そのためにもまず、始まったばかりのシーズンを全力で走り抜く。【奥岡幹浩】

○…Bリーグでは今年4月に大阪で、8月にはA東京で感染が確認され、活動が一時休止となった。10月に20-21シーズンが開幕したが、入場者数は収容人数の50%以下、または5000人を上限としている。プロ野球界では感染者がいる中でも、9月中旬から上限5000人を撤廃、入場者数を増やした。Bリーグの緩和措置について島田チェアマンは「望んではいるが、5000人の会場で2500人というのは、感覚的には結構な密。廊下や通路も狭いので、ソーシャルディスタンスも保ちづらい」と慎重な姿勢を見せている。

◆今季のBリーグ コロナ禍の影響を受け、通常の3地区制から2地区制で実施。本来なら1部(B1)と2部(B2)それぞれ18クラブで構成されるが、昨季入れ替え戦を行えなかったことで、今季はB1・20、B2・16クラブによって争われる。またコロナ禍の入国制限によって多くの外国籍選手がチームに合流できない状況を踏まえ、外国籍選手を一定期間追加契約できるなどの特別ルールも導入。

バスケットボールBリーグの古川COO(Bリーグ提供)
バスケットボールBリーグの古川COO(Bリーグ提供)

◆古川宏一郎(ふるかわ・こういちろう) 1975年(昭50)5月11日生まれ。上智大卒業後、2000年にノキア・ジャパン入社。04年に日産自動車に移り、17年よりサッカーJリーグの横浜F・マリノス社長を務めた。19年9月のBリーグ業務執行理事就任を経て、20年1月より同代表理事COO。

■ハンドボール

ハンドボールは「臨機応変な対応」で日本リーグを開催している。開幕はアリーナ競技のトップを切って8月29日。新型コロナ禍が続く中で「見切り発車」と不安視もされたが、日本リーグ機構(JHL)は「ハンドボールを止めるわけにはいかない」(家永昌樹GM)と決断した理由を説明した。

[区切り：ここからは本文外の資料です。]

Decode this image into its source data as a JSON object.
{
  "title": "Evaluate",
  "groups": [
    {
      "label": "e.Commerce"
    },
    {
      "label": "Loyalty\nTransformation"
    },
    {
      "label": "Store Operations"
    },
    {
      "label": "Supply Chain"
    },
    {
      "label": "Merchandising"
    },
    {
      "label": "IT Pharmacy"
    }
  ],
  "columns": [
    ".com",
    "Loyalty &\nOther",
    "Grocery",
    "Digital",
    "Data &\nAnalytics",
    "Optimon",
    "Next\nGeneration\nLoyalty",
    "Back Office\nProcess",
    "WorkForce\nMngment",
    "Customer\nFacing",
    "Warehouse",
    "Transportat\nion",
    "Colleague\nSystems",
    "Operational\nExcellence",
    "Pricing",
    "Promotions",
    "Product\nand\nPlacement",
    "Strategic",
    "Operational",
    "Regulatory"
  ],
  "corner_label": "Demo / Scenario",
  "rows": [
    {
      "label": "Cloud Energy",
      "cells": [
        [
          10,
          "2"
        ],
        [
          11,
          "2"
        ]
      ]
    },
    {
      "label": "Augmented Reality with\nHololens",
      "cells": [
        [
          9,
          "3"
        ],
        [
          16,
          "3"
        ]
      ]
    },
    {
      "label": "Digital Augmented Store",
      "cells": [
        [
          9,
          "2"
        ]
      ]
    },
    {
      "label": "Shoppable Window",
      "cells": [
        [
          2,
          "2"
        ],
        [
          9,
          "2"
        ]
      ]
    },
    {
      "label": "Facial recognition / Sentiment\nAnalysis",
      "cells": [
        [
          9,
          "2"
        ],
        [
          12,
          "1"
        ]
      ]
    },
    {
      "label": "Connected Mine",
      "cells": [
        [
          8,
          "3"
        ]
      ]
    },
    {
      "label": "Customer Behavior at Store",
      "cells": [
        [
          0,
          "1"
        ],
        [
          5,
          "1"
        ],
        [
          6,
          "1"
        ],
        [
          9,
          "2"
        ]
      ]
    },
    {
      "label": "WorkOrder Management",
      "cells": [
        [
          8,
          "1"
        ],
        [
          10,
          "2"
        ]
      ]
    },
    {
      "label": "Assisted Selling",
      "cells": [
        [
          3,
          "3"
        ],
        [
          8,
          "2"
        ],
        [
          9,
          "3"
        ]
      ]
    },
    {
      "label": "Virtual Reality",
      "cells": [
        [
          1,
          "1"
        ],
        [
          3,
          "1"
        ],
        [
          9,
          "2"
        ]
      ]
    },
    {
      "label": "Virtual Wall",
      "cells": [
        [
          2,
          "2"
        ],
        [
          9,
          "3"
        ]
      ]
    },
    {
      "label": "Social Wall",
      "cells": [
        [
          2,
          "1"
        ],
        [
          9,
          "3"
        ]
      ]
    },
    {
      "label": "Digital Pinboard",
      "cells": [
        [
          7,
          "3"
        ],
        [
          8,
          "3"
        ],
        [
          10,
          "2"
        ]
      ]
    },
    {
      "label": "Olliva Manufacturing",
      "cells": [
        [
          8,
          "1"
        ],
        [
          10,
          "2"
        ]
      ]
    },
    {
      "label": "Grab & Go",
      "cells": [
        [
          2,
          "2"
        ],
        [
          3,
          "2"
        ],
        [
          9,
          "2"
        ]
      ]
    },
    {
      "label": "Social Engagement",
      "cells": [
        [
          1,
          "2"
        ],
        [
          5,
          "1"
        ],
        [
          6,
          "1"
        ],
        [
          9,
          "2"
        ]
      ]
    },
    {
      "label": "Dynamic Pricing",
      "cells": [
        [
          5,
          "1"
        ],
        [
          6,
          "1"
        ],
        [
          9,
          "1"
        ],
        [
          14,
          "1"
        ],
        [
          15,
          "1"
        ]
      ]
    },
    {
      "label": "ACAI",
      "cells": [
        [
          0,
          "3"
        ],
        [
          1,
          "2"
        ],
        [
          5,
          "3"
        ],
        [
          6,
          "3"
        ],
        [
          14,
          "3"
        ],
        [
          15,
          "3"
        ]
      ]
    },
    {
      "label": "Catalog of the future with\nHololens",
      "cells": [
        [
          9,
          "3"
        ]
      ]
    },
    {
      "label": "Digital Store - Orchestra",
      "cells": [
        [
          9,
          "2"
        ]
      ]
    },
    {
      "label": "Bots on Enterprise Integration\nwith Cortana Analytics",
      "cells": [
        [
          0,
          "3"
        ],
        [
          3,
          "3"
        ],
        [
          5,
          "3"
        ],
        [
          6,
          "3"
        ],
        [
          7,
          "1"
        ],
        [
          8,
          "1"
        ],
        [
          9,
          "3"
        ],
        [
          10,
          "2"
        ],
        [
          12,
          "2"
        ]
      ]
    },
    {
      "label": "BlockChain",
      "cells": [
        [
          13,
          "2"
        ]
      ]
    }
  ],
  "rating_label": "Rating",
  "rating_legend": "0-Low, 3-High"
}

各会場ごとにガイドラインに沿って対策を徹底。自治体の感染状況や会場の状況によって、観客対応を無観客から通常まで4段階に分けている。開幕日の男女計9試合は、無観客が5、観客数制限が3。1試合は感染拡大に危機感を持っているチームからの申し出によって延期となった。

無観客の試合が多い中、ファン対応として本格スタートしたのがJHLによるネット中継。全試合が「JHLtv」でライブ配信されている。試合ごとの細かな対応とネット中継が、コロナ下のリーグを支えている。

◆今季の日本ハンドボールリーグ 8月29日に男子11チーム、女子9チームで開幕。レギュラーシーズンは21年2月末まで行われ、男女共に2回戦総当たりのリーグ戦。その後、3月に各上位4チームによるプレーオフを東京・駒沢体育館で開催する。